Date Built: 2002
Architect: Moore Ruble Yudell
Two 10 storey towers, Clear Water 47 apartments and Bridgeview 29 apartments. Overlooks Waterfront Park, Glebe Island, Johnstons Bay. Site of CSR raw sugar store.
In 1984, as industries quit Pyrmont, the State government resolved to redevelop the area, and in 1987 decided that the peninsula needed its own plan. In the same year CSR asked Lend Lease to study the feasibility of redeveloping the whole industrial site.
Many studies ensued: the Pyrmont-Ultimo Heritage Study (1990), a Social Impact Assessment (1991), and a Regional Environmental Plan (1992). In 1993 the Pyrmont-Ultimo Urban Development Plan was approved, and so was a Master Plan for Pyrmont Bay.
Archaeological surveys are the most useful sources for Pyrmont before 1990: they are summed up in the Sydney Harbour Foreshore Authority’s Jacksons Landing Interpretation Strategy, and Jane Bennett’s extraordinary paintings. John Broadbent complemented these studies with his comprehensive ecological history of the peninsula.
Pyrmont residents were deeply divided: some welcomed development, others were forced to leave. In 1979 opponents formed UPROAR (Ultimo Pyrmont Residents Opposed to Arbitrary Redevelopment) and endured years of consultation (or, in their view, coercion). In August 1992 activists proclaimed the Republic of Pyrmont. In this brilliant protest gesture the republicans issued visas, and publicised their critique of top-down planning, and in particular to Jacksons Landing, and the proposed casino and helipad.

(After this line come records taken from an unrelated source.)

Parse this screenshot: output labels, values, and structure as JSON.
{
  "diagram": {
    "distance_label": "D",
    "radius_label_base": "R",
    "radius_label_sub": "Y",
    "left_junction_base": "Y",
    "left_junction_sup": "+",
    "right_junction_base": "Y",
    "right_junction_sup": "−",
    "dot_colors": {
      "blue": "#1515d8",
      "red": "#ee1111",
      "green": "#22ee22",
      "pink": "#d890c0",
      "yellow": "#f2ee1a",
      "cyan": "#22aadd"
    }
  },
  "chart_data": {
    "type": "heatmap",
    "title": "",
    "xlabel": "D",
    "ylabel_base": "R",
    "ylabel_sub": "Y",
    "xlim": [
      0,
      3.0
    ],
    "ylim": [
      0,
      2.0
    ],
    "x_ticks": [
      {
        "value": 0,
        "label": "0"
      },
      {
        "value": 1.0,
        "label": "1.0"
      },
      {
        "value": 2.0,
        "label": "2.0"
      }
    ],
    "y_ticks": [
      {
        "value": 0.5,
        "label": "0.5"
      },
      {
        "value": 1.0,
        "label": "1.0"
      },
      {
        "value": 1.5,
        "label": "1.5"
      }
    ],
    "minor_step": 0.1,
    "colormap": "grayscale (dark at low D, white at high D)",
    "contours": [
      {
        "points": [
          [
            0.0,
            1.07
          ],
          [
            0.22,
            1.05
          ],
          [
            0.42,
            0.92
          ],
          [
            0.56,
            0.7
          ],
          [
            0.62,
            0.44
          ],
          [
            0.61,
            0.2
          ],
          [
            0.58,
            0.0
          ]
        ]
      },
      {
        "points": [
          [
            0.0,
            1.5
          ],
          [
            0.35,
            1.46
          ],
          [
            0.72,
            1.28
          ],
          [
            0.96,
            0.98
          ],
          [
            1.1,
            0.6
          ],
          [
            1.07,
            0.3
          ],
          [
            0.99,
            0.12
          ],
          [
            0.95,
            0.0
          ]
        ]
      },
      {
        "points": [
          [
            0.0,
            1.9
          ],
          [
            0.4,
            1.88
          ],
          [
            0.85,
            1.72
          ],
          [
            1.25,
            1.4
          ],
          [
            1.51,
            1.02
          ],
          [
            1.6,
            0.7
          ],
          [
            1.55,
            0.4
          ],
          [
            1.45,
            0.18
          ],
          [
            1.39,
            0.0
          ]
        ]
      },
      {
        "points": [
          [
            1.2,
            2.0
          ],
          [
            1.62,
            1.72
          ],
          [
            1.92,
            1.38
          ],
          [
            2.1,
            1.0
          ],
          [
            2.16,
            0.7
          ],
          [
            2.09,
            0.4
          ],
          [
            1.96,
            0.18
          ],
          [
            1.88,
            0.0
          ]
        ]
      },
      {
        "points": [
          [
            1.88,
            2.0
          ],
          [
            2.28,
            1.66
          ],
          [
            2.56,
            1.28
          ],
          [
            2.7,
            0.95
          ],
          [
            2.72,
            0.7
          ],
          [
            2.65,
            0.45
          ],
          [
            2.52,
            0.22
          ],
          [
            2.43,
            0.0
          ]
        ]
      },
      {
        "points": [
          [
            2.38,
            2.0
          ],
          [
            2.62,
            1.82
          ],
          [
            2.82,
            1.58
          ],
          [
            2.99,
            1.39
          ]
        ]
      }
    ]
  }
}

Undeterred, Lend Lease bought the CSR site in 1997, and by April 1999 the Jacksons Landing estate was under construction. Some buildings were refurbished or their facades retained, but the raw sugar store (like the coal silos and refinery) could not be refurbished. Refinery Drive would bring traffic to the Regatta Wharf and Reflections sites, and buildings on these sites were demolished to allow the building of apartments.